Едва мальчик нагнулся за ножом, как старуха-ведьма змеёй вывернулась из своих пут и с громким зловещим шипением кинулась на малыша.
Испуганно оглянувшись, Володя отчаянно крикнул и птицей взлетел на колодец, балансируя на самом краю бездны. Старуха бросилась за ним, но шустрый мальчик уже перепрыгнул на другой край кирпичной стены и, соскочив на землю, в страшной тревоге повернул назад голову.
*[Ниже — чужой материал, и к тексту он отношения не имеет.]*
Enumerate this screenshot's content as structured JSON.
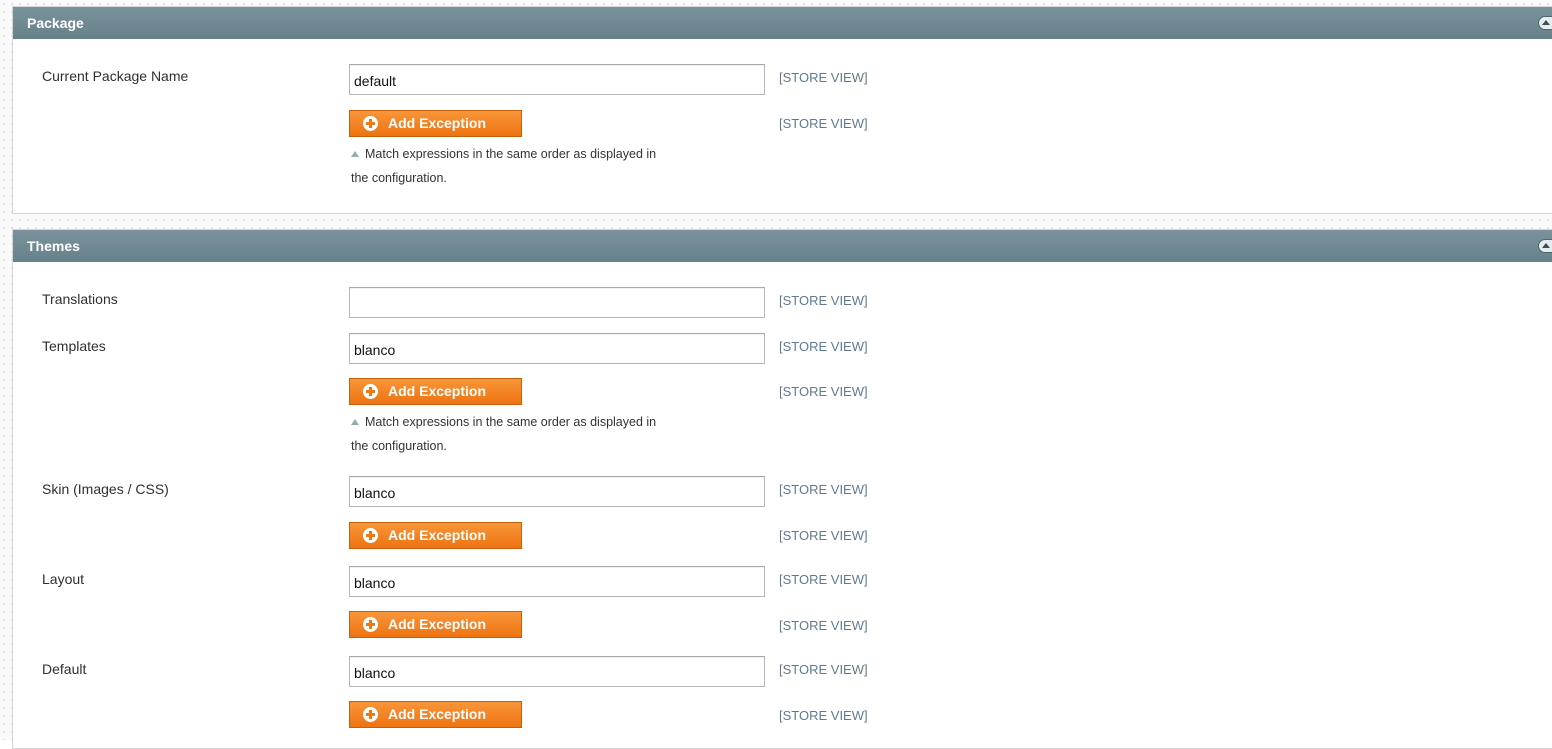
{
  "package": {
    "title": "Package",
    "current_package_label": "Current Package Name",
    "current_package_value": "default",
    "scope": "[STORE VIEW]",
    "add_exception_label": "Add Exception",
    "exception_scope": "[STORE VIEW]",
    "note_line1": "Match expressions in the same order as displayed in",
    "note_line2": "the configuration."
  },
  "themes": {
    "title": "Themes",
    "translations": {
      "label": "Translations",
      "value": "",
      "scope": "[STORE VIEW]"
    },
    "templates": {
      "label": "Templates",
      "value": "blanco",
      "scope": "[STORE VIEW]",
      "add_exception_label": "Add Exception",
      "exception_scope": "[STORE VIEW]",
      "note_line1": "Match expressions in the same order as displayed in",
      "note_line2": "the configuration."
    },
    "skin": {
      "label": "Skin (Images / CSS)",
      "value": "blanco",
      "scope": "[STORE VIEW]",
      "add_exception_label": "Add Exception",
      "exception_scope": "[STORE VIEW]"
    },
    "layout": {
      "label": "Layout",
      "value": "blanco",
      "scope": "[STORE VIEW]",
      "add_exception_label": "Add Exception",
      "exception_scope": "[STORE VIEW]"
    },
    "default": {
      "label": "Default",
      "value": "blanco",
      "scope": "[STORE VIEW]",
      "add_exception_label": "Add Exception",
      "exception_scope": "[STORE VIEW]"
    }
  },
  "colors": {
    "section_header": "#6f8992",
    "button": "#f18420",
    "scope_text": "#5f7a93"
  },
  "icons": {
    "collapse": "chevron-up-icon",
    "add": "plus-circle-icon",
    "note": "triangle-up-icon"
  }
}
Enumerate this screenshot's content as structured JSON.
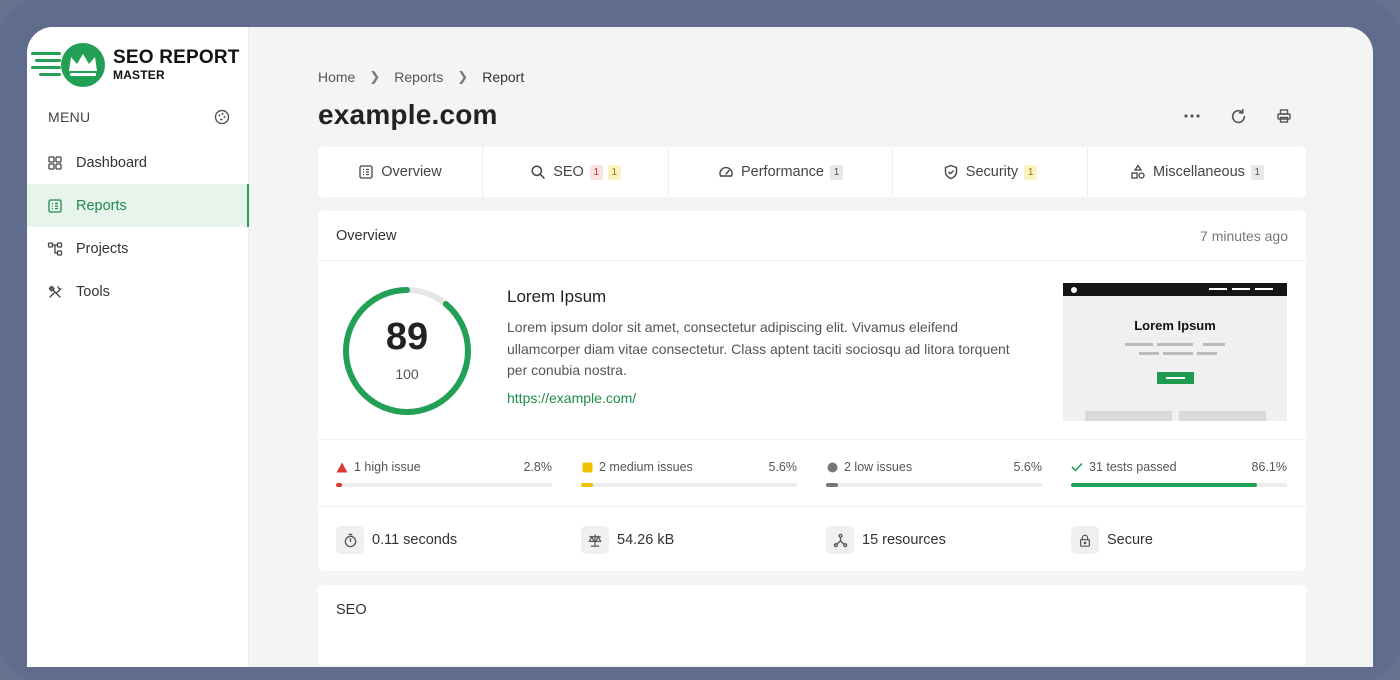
{
  "brand": {
    "line1": "SEO REPORT",
    "line2": "MASTER",
    "accent": "#22a055"
  },
  "sidebar": {
    "menu_label": "MENU",
    "items": [
      {
        "label": "Dashboard",
        "icon": "grid-icon",
        "active": false
      },
      {
        "label": "Reports",
        "icon": "report-icon",
        "active": true
      },
      {
        "label": "Projects",
        "icon": "projects-icon",
        "active": false
      },
      {
        "label": "Tools",
        "icon": "tools-icon",
        "active": false
      }
    ]
  },
  "breadcrumb": [
    "Home",
    "Report",
    "Report"
  ],
  "breadcrumb_items": {
    "home": "Home",
    "reports": "Reports",
    "current": "Report"
  },
  "page": {
    "title": "example.com"
  },
  "tabs": [
    {
      "label": "Overview",
      "icon": "list-icon"
    },
    {
      "label": "SEO",
      "icon": "search-icon",
      "badges": [
        "1",
        "1"
      ]
    },
    {
      "label": "Performance",
      "icon": "speedometer-icon",
      "badges": [
        "1"
      ]
    },
    {
      "label": "Security",
      "icon": "shield-icon",
      "badges": [
        "1"
      ]
    },
    {
      "label": "Miscellaneous",
      "icon": "shapes-icon",
      "badges": [
        "1"
      ]
    }
  ],
  "overview": {
    "title": "Overview",
    "time": "7 minutes ago",
    "score": "89",
    "max": "100",
    "score_fraction": 0.89,
    "site_title": "Lorem Ipsum",
    "description": "Lorem ipsum dolor sit amet, consectetur adipiscing elit. Vivamus eleifend ullamcorper diam vitae consectetur. Class aptent taciti sociosqu ad litora torquent per conubia nostra.",
    "url": "https://example.com/",
    "preview_title": "Lorem Ipsum"
  },
  "issues": [
    {
      "label": "1 high issue",
      "percent": "2.8%",
      "value": 2.8,
      "color": "#d93b3b"
    },
    {
      "label": "2 medium issues",
      "percent": "5.6%",
      "value": 5.6,
      "color": "#f2c200"
    },
    {
      "label": "2 low issues",
      "percent": "5.6%",
      "value": 5.6,
      "color": "#777777"
    },
    {
      "label": "31 tests passed",
      "percent": "86.1%",
      "value": 86.1,
      "color": "#22a055"
    }
  ],
  "stats": [
    {
      "label": "0.11 seconds",
      "icon": "stopwatch-icon"
    },
    {
      "label": "54.26 kB",
      "icon": "scale-icon"
    },
    {
      "label": "15 resources",
      "icon": "network-icon"
    },
    {
      "label": "Secure",
      "icon": "lock-icon"
    }
  ],
  "seo_section": {
    "title": "SEO"
  }
}
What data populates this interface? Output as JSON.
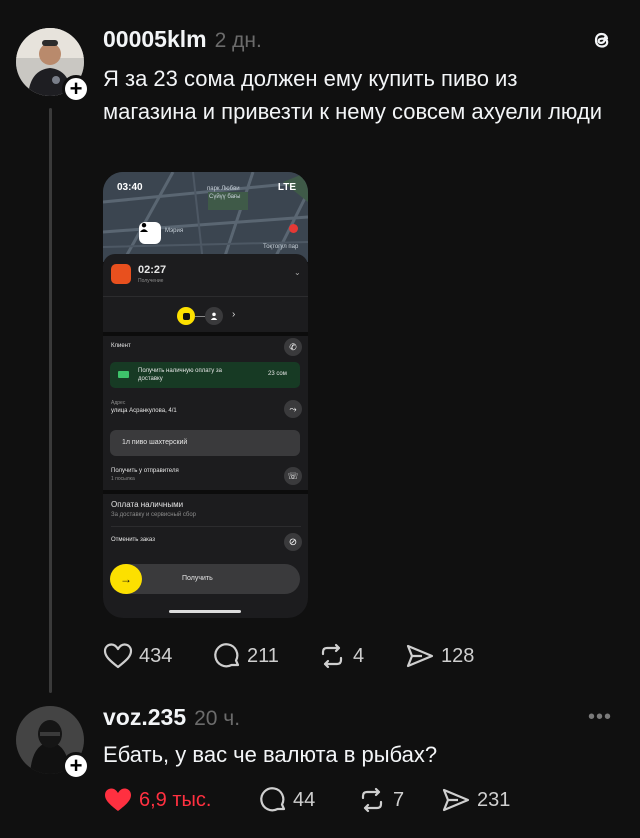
{
  "post": {
    "username": "00005klm",
    "time": "2 дн.",
    "text": "Я за 23 сома должен ему купить пиво из магазина и привезти к нему совсем ахуели люди",
    "likes": "434",
    "replies": "211",
    "reposts": "4",
    "shares": "128"
  },
  "phone": {
    "status_time": "03:40",
    "status_net": "LTE",
    "map_labels": [
      "парк Любви",
      "Сүйүү бағы",
      "Тоқтогул пар",
      "Мэрия"
    ],
    "timer": "02:27",
    "timer_sub": "Получение",
    "client_label": "Клиент",
    "cash_notice": "Получить наличную оплату за доставку",
    "cash_amount": "23 сом",
    "address_label": "Адрес",
    "address_value": "улица Асранкулова, 4/1",
    "item": "1л пиво шахтерский",
    "pickup_label": "Получить у отправителя",
    "pickup_sub": "1 посылка",
    "payment_title": "Оплата наличными",
    "payment_sub": "За доставку и сервисный сбор",
    "cancel_label": "Отменить заказ",
    "receive_button": "Получить"
  },
  "reply": {
    "username": "voz.235",
    "time": "20 ч.",
    "text": "Ебать, у вас че валюта в рыбах?",
    "likes": "6,9 тыс.",
    "replies": "44",
    "reposts": "7",
    "shares": "231"
  },
  "colors": {
    "like_active": "#ff3040",
    "accent_yellow": "#fce000",
    "background": "#101010"
  }
}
Ведьма стояла на краю бездонной Ямы. Седые нечесаные волосы растрепались, взгляд её был ужасен, рот искривлён злобным звериным оскалом. Мерно раскачиваясь всем телом, колдунья угрожающим тоном нараспев произносила непонятные заклинания, постепенно повышая голос и переходя на пронзительный крик. Внезапно замолчав, она вскинула руки в сторону испуганно притихшего Володи, приготовляясь произнести страшное проклятие, но в этот момент старая кирпичная кладка осыпалась под ногами старухи, она не удержалась на шаткой опоре и с ужасающим воплем рухнула вниз в бездонную глубину жуткого отверстия.
На мгновение в доме стало тихо. Затем все бросились к колодцу, всматриваясь в его непроглядную черноту и пытаясь хоть что-то услышать, но из мрачной пугающей бездны не доносилось более ни звука.
– Всё! – выдохнула Дарёнка, – нет больше ведьмы! – она сжала руками бледное лицо, в страхе оглядываясь вокруг, – ох, что-то будет теперь!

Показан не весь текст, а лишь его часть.